Vehicle platooning is a cooperative driving technology that can be supported by 5G enhanced Vehicle-to-Everything (eV2X) communication to improve road safety, traffic efficiency, and reduce fuel consumption. eV2X communication among the platoon vehicles involves the periodic exchange of Cooperative Awareness Messages (CAMs) containing vehicle information under strict latency and reliability requirements. These requirements can be maintained by administering the assignment of resources, in terms of time slots and frequency bands, for CAM exchanges in a platoon, with the help of a resource allocation mechanism. State-of-the-art on control and communication design for vehicle platoons either consider a simplified platoon model with a detailed communication architecture or consider a simplified communication delay model with a detailed platoon control system. Departing from existing works, we have developed a comprehensive vehicle platoon communication and control framework using OMNET++, the benchmarking network simulation tool. We have carried out an inclusive and comparative study of three different platoon Information Flow Topologies (IFTs), namely Car-to-Server, Multi-Hop, and One-Hop over 5G using the Predecessor-leader following platoon control law to arrive at the best-suited IFT for platooning. Secondly, for the best-suited 5G eV2X platooning IFT selected, we have analyzed the performance of three different resource allocation algorithms, namely Maximum of Carrier to Interference Ratio (MaxC/I), Proportional Fair (PF), and Deficit Round Robin (DRR). Exhaustive system-level simulations show that the One-Hop information flow strategy along with the MaxC/I resource allocation yields the best Quality of Service (QoS) performance, in terms of latency, reliability, Age of Information (AoI), and throughput.

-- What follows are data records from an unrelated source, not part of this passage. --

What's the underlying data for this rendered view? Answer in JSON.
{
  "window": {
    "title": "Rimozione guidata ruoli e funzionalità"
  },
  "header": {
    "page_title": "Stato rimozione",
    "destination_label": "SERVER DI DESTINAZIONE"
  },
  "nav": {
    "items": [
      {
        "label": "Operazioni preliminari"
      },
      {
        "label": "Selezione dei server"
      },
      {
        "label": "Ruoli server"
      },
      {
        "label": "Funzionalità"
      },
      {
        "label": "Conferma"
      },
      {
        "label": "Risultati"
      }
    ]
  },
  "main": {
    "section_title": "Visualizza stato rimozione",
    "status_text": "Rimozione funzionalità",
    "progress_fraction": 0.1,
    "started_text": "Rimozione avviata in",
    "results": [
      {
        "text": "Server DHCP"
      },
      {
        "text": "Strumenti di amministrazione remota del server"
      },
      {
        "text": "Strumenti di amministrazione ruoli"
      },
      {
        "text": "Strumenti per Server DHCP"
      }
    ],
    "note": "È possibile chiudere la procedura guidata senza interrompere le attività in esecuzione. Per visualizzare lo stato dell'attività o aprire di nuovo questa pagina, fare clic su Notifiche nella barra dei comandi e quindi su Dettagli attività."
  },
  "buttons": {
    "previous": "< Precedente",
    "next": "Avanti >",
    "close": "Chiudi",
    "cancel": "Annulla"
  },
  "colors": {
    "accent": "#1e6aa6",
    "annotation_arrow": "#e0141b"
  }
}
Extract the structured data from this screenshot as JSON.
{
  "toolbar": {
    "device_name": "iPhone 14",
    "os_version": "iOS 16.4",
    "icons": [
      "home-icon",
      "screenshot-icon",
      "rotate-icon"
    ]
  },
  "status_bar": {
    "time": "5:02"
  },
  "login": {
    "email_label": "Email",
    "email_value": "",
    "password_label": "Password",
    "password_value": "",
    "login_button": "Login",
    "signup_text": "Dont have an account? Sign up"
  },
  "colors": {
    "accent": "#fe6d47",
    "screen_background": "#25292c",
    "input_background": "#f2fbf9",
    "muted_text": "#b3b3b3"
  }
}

翻译：车辆编队是一种协同驾驶技术，可通过5G增强型车联万物（eV2X）通信予以支持，以提升道路安全、交通效率并降低燃油消耗。编队车辆间的eV2X通信涉及在严格时延与可靠性要求下周期性交换包含车辆信息的协同感知消息（CAM）。借助资源分配机制，通过为编队内的CAM交换分配时隙与频段资源，可维持这些性能要求。现有关于车辆编队控制与通信设计的研究，要么采用简化的编队模型配合详尽的通信架构，要么采用简化的通信时延模型配合详尽的编队控制系统。不同于现有工作，我们利用基准网络仿真工具OMNET++构建了一个综合的车辆编队通信与控制框架。我们采用前车跟随编队控制律，对三种不同的编队信息流拓扑（IFT）——即基于5G的车-服务器、多跳与单跳拓扑——进行了全面比较研究，以确定最适合编队应用的IFT。其次，针对选出的最优5G eV2X编队IFT，我们分析了三种不同资源分配算法的性能，包括最大载干比（MaxC/I）、比例公平（PF）以及赤字轮询（DRR）。详尽的系统级仿真表明，在时延、可靠性、信息新鲜度（AoI）和吞吐量等服务质量（QoS）指标上，单跳信息流策略结合MaxC/I资源分配能提供最优性能。